12 Jan
D-Mädels in Kirchzarten mit durchwachsenem Erfolg
Alle mal hergucken und lächeln!
28 Okt
SF Eintracht Freiburg - PTSV Jahn Freiburg 14:0
Man sieht auch schlecht aus und verliert hoch, hat aber was zu erzählen!
Rückblende: Im Oktober 1979, also vor ziemlich genau 40 Jahren, spielt ein kleiner Junge sein erstes Fußballspiel an der "Gaskugel" bei der und für die "Eintracht". Der Rasen ist tief, der Ball schwer und der Junge noch klein. Es ist ein wichtiges Spiel und es steht auf Messers Schneide. Der Kleine spielt im Sturm, er ist neu eingekauft und alle Hoffnungen liegen jetzt auf ihm. Da setzt er sich durch und steht vor dem Libero: Es ist ein Schrank. Und der macht die Türen auf und bringt den kleinen Jungen zu Fall. Keine drei Meter neben der gegnerischen Torlinie wimmert und krümmt er sich, aber kein Schiri pfeift und keiner kümmert sich. Und auch kein Tor. Aber es wird unruhig, es entstehen Lücken und die "Eintracht" erhöht den Druck. Der kleine Junge liegt immer noch dort, wo er in den Schrank gelaufen war. Da zieht einer ab und haut den Ball ins gegnerische Tor. Die Eintracht liegt vorne und der Junge immer noch da und deshalb pfeift der Schiri jetzt: "Abseits"! Ja, das war damals so. Abseits gab es immer, auch bei den Kleinsten - und ob das Stück Stoff da ins Spielgeschehen eingreift oder nicht, tut nichts zur Sache. Der kleine Junge wird angeraunzt: "Roll dich halt raus!", "das kostet uns jetzt den Sieg!" Das Spiel endet unentschieden und in irgendeiner lang vergessenen Tabelle fehlt der Eintracht 1 Punkt, denn ein Sieg brachte damals nur 2.

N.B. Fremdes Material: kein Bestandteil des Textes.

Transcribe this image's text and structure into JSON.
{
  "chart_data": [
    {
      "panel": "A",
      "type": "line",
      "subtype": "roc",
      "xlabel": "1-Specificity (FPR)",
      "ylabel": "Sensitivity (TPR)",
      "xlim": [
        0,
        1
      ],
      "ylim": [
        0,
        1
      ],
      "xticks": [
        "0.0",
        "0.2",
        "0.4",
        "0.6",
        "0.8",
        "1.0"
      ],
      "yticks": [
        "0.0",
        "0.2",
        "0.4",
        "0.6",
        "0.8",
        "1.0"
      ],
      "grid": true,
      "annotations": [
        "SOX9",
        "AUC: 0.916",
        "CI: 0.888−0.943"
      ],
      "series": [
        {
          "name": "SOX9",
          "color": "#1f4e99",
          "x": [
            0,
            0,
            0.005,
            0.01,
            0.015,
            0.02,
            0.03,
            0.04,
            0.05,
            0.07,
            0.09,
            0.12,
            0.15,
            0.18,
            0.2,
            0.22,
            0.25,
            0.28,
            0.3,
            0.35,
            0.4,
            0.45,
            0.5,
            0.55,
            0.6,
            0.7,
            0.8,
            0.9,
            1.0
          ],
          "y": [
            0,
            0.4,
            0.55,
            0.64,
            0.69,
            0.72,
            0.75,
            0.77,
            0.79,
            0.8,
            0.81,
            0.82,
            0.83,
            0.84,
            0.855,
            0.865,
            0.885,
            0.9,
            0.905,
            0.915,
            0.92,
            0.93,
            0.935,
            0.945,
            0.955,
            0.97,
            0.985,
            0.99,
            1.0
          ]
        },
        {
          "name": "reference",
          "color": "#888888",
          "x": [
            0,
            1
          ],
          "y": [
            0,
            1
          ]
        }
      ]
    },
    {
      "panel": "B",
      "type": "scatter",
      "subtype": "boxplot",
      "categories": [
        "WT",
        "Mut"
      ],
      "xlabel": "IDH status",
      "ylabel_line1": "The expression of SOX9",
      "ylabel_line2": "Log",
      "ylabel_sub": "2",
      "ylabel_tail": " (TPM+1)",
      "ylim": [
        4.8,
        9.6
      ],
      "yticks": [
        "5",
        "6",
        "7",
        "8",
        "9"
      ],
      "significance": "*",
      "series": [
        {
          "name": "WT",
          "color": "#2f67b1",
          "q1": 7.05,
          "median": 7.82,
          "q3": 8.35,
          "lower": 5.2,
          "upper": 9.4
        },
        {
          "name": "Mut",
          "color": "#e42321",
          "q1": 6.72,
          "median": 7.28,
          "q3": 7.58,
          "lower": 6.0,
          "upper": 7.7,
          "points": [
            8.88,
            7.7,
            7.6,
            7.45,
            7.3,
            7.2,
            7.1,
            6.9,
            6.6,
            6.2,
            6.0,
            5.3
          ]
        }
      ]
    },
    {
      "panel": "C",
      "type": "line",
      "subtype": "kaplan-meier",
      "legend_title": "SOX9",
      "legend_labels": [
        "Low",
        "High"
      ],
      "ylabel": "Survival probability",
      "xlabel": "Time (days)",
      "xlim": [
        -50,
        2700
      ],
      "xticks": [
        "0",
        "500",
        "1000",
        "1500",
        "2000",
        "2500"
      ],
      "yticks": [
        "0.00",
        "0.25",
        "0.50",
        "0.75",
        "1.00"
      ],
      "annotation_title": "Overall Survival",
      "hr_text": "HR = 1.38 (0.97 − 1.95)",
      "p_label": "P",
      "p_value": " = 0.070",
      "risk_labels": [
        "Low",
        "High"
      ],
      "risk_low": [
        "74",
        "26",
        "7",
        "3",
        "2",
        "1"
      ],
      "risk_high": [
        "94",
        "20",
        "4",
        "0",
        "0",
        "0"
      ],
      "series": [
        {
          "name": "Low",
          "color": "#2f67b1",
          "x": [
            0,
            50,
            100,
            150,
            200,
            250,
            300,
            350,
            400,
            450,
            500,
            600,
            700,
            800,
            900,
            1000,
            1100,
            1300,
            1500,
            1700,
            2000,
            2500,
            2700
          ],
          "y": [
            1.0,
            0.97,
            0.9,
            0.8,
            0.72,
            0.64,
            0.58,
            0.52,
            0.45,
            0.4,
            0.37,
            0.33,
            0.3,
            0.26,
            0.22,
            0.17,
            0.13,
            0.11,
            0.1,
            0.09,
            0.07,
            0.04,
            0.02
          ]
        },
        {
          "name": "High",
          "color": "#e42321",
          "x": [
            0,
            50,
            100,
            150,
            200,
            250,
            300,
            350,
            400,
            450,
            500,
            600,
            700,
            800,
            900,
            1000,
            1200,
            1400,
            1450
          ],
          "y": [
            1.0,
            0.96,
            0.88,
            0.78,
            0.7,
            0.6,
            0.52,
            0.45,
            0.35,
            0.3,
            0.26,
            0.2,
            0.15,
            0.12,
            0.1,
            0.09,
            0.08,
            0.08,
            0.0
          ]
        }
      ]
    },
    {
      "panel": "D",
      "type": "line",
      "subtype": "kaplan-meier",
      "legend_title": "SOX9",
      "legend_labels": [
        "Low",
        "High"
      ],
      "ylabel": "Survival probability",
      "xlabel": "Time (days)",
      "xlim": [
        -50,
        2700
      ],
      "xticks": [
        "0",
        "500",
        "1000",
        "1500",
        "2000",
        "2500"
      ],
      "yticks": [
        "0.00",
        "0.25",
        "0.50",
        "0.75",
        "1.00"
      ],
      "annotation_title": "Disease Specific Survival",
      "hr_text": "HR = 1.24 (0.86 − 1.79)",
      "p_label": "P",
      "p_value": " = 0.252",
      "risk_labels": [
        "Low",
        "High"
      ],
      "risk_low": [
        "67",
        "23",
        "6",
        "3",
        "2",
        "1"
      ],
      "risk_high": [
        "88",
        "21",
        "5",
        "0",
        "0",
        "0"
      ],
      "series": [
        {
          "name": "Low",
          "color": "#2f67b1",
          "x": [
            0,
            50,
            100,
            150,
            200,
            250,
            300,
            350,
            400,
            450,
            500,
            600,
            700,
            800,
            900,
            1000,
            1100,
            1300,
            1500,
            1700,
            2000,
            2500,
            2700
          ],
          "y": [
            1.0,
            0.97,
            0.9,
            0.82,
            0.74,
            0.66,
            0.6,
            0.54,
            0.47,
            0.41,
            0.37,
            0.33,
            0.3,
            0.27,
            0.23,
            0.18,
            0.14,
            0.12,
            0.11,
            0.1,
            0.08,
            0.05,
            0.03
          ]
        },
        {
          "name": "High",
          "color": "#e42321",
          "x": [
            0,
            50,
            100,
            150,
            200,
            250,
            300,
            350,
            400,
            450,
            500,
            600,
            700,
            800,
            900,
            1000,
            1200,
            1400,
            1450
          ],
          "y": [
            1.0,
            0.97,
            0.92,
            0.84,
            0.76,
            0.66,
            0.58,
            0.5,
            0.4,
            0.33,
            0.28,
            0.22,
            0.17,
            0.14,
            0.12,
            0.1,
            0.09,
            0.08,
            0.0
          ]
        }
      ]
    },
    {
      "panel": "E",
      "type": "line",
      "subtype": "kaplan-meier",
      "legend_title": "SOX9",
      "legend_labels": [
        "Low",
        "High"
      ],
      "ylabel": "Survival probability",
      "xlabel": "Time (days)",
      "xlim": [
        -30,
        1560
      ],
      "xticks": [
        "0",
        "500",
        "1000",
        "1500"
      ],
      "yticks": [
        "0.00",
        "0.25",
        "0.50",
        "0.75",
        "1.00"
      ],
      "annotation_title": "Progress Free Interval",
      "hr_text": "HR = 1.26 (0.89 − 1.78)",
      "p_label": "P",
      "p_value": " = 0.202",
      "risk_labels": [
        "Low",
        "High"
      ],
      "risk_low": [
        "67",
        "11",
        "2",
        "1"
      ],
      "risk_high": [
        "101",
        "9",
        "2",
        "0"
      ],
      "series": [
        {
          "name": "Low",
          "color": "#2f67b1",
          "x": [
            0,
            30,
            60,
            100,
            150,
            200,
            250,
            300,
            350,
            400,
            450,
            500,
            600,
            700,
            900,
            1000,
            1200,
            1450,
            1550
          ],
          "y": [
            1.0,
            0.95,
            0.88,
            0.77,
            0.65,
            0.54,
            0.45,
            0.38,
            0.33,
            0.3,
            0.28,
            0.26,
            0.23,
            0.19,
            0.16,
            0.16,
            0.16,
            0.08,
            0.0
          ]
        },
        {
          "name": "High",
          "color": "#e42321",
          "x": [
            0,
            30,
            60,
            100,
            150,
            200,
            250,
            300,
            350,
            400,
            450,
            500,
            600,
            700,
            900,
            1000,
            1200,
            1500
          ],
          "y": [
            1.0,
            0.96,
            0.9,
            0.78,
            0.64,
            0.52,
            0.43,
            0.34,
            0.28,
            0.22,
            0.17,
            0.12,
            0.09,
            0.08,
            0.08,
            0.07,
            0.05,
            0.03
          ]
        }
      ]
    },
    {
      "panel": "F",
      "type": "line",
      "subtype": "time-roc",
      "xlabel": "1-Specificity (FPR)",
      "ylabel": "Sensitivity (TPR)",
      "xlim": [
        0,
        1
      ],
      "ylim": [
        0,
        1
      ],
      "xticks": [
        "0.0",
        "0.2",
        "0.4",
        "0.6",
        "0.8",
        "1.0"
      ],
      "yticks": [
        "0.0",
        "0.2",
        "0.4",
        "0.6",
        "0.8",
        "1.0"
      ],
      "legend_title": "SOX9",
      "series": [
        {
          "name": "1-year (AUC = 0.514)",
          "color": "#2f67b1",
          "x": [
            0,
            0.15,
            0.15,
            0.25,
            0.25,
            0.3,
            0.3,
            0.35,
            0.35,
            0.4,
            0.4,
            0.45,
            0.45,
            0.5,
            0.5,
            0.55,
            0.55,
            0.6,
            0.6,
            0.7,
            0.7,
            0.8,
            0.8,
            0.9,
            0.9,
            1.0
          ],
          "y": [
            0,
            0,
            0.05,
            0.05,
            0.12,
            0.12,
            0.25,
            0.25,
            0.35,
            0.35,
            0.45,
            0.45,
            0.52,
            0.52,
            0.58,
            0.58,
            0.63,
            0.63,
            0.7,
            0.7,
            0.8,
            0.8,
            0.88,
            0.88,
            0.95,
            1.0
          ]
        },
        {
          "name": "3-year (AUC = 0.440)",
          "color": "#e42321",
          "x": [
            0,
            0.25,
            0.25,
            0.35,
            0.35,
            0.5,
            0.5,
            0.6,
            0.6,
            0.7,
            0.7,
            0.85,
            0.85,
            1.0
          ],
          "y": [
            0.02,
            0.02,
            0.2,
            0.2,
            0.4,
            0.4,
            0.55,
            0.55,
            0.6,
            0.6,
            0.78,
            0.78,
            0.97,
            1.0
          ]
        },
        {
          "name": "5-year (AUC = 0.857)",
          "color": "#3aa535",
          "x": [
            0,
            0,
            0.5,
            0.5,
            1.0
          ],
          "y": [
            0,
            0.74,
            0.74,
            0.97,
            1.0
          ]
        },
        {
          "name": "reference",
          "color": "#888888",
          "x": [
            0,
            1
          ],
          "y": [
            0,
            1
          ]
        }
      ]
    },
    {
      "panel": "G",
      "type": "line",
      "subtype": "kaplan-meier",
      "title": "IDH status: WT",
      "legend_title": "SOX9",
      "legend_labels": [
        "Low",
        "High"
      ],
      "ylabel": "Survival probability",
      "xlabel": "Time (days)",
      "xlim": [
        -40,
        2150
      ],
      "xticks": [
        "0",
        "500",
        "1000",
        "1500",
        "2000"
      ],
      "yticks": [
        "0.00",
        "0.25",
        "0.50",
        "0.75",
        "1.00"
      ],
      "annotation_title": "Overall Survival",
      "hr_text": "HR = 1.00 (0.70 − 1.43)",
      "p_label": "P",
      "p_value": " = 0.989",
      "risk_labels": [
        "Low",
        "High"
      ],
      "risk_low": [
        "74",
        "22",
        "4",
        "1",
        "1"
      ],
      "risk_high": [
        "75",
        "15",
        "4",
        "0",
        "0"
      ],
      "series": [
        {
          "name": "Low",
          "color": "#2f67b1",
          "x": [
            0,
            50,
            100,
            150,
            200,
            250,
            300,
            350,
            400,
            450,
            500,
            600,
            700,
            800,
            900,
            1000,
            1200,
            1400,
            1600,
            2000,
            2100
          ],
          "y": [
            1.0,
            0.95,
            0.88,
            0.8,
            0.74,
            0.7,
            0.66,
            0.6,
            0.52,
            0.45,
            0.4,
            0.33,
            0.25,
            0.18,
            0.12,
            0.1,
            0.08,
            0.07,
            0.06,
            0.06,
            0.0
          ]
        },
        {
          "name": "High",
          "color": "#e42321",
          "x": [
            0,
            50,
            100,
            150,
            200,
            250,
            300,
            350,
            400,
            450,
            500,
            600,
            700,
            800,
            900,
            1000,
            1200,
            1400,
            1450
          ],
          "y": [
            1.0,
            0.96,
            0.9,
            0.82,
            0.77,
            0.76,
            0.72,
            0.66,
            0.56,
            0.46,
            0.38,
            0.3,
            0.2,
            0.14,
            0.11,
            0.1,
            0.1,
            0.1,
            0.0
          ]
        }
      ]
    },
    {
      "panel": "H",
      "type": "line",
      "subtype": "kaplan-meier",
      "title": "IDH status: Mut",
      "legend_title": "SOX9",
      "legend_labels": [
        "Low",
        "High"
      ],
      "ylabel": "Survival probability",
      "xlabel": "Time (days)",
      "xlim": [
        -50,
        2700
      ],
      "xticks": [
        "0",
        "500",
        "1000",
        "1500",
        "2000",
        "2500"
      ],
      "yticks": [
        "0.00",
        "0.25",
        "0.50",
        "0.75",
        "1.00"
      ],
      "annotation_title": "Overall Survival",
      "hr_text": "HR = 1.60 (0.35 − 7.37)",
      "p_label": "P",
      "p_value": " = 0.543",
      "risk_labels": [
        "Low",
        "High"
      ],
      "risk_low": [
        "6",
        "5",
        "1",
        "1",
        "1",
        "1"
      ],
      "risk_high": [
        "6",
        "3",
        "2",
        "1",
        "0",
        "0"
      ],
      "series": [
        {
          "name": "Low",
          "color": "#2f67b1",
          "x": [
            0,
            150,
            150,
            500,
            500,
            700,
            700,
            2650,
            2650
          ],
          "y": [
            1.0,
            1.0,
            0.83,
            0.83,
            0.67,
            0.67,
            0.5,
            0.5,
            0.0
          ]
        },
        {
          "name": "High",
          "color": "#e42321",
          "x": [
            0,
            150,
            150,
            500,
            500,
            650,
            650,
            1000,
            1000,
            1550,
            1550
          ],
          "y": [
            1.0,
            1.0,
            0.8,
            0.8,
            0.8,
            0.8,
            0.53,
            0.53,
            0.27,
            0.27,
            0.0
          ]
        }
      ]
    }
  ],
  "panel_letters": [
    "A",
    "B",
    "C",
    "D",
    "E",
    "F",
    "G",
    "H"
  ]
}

Und nun, 40 Jahre später, stehe ich wieder dort. Es fühlt sich an, als ob keine Zeit vergangen wäre. Alles sieht noch so aus wie früher, selbst die Gerüche sind die gleichen. Nur die Tennisanlage nebenan sieht jetzt runtergekommen aus. Ich halte Ausschau nach bekannten Gesichtern, aber ich finde keine. Aber in meinem Kopf sind sie da, meine alten Vorbilder und Vereinskollegen. Was wohl aus Heiko Süßlin geworden ist? Und wie stolz ich war, mit Patrick Baier zu kicken und mit Jogi Löw auf einem Platz zu stehen. Und wie toll ich es damals fand, wenn mein Vater abends auf dem Platz mit den Alten Herren neben mir trainierte und wie gut gelaunt er hinterher immer war.
So langsam trudeln die wenigen Mädels ein, die sich für das Ferienspiel angemeldet haben. Und ich weiß schon, was uns heute erwartet: Heute geht es nicht um Sieg oder Niederlage, heute geht es um den Untergang. Denn wir haben keine Wechsler, unerfahrene Spielerinnen und Verletzte. Aber alle müssen ran und nach exakt 14 Sekunden steht es 1:0 für die Eintracht. Die PT-Mädels sind vorbereitet. Sie nehmen den Ball und spielen wieder an. Es dauert nicht lange, da klappert es wieder. Und es klappert und klappert. Ich schaue auf meinen Zettel und rechne mir aus, wie viele Tore ich noch notieren kann, bis ich einen zweiten Zettel brauche und wo ich den ersten Zettel hinmache, damit ich ihn nachher wiederfinde. Als die erste Halbzeit durchgeklappert ist, ist noch Platz für zwei Tore.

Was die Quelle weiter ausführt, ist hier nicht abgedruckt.